Cassock chasers and compromised clergy: A response to abuse in the Church

ENGLAND
Christian Today

December 5, 2017

By David Ison

Some recent blogging about sexual abuse and harassment in the Church of England has referred to ‘cassock chasers’. When I read it, it was a phrase new to me; but finding out what it meant was a revelation, in two ways. It’s not only that women are afraid to complain about male clergy harassment because they’ll be dismissed as ‘cassock chasers’ – women who pursue priests and look for revenge when their feelings aren’t reciprocated. But it’s also that some male clergy actually do stereotype women in this way, similar to how many men inside as well as outside the Church may see women, not as people, but as sexual stereotypes – ‘gels’, ‘slags’, ‘slappers’ or worse, to be defined by men’s desires and fears, not understood for who they really are.

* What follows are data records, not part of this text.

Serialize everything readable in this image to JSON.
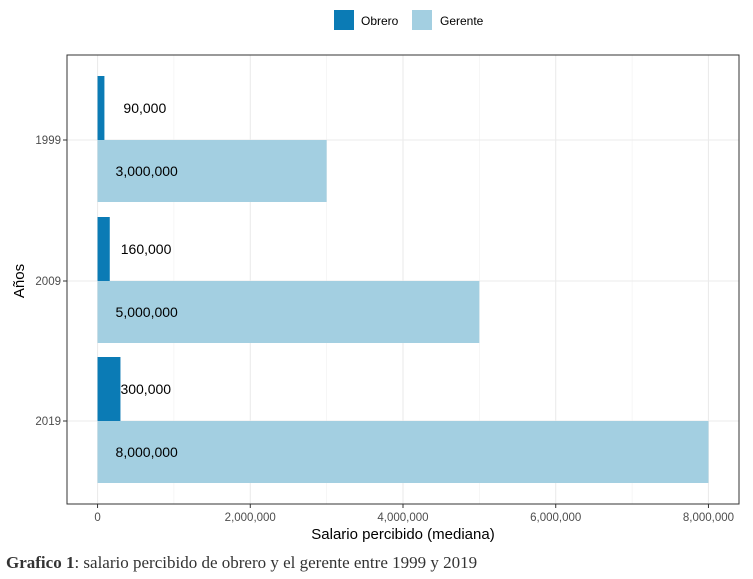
{
  "chart_data": {
    "type": "bar",
    "orientation": "horizontal",
    "categories": [
      "1999",
      "2009",
      "2019"
    ],
    "series": [
      {
        "name": "Obrero",
        "values": [
          90000,
          160000,
          300000
        ],
        "color": "#0b7bb5"
      },
      {
        "name": "Gerente",
        "values": [
          3000000,
          5000000,
          8000000
        ],
        "color": "#a3cfe1"
      }
    ],
    "data_labels": {
      "Obrero": [
        "90,000",
        "160,000",
        "300,000"
      ],
      "Gerente": [
        "3,000,000",
        "5,000,000",
        "8,000,000"
      ]
    },
    "xlabel": "Salario percibido (mediana)",
    "ylabel": "Años",
    "xlim": [
      -400000,
      8400000
    ],
    "x_ticks": [
      0,
      2000000,
      4000000,
      6000000,
      8000000
    ],
    "x_tick_labels": [
      "0",
      "2,000,000",
      "4,000,000",
      "6,000,000",
      "8,000,000"
    ],
    "grid": true,
    "legend_position": "top"
  },
  "caption": {
    "label": "Grafico 1",
    "text": ": salario percibido de obrero y el gerente entre 1999 y 2019"
  }
}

Some will say, ‘It’s just a joke’, the dishonest defence of bullies everywhere. But it isn’t, is it? That the phrase even exists, that any cleric could think of a woman as a ‘cassock-chaser’, that any woman could fear being treated as one, is a symptom of how deep-rooted the problem of patriarchal control is in the Church of England. To call someone a ‘cassock chaser’ is no joke, but a shallow, stereotyped and sexualised male-centred response to a person’s pastoral need.

There are many people we encounter in pastoral work who long for love, affection and intimacy. Some may respond to the loving pastoral care of a priest or other caring person by transferring their feelings to them, perhaps projecting onto them their image of an idealised partner.

A professional and caring pastor will handle those feelings carefully, and find ways to help the person concerned, even if because of the person’s mental illness, or because of the transference taking place, they aren’t able to help the person directly.

An inadequate pastor will be flattered or frightened, or assume that it’s all about ‘me the pastor’ rather than all about them the person in need. If the pastor is also emotionally vulnerable, they can exploit the vulnerability of the person in need who is drawn to them – hence so much emotional and sexual abuse in the church and in other caring organisations. And so the need for robust pastoral structures and practice, proper supervision and the confessional, and for pastors – and men in particular – to know themselves well and be getting help for their own emotional issues. If you don’t understand what transference and projection is, you shouldn’t be in pastoral ministry – you and others will be at risk.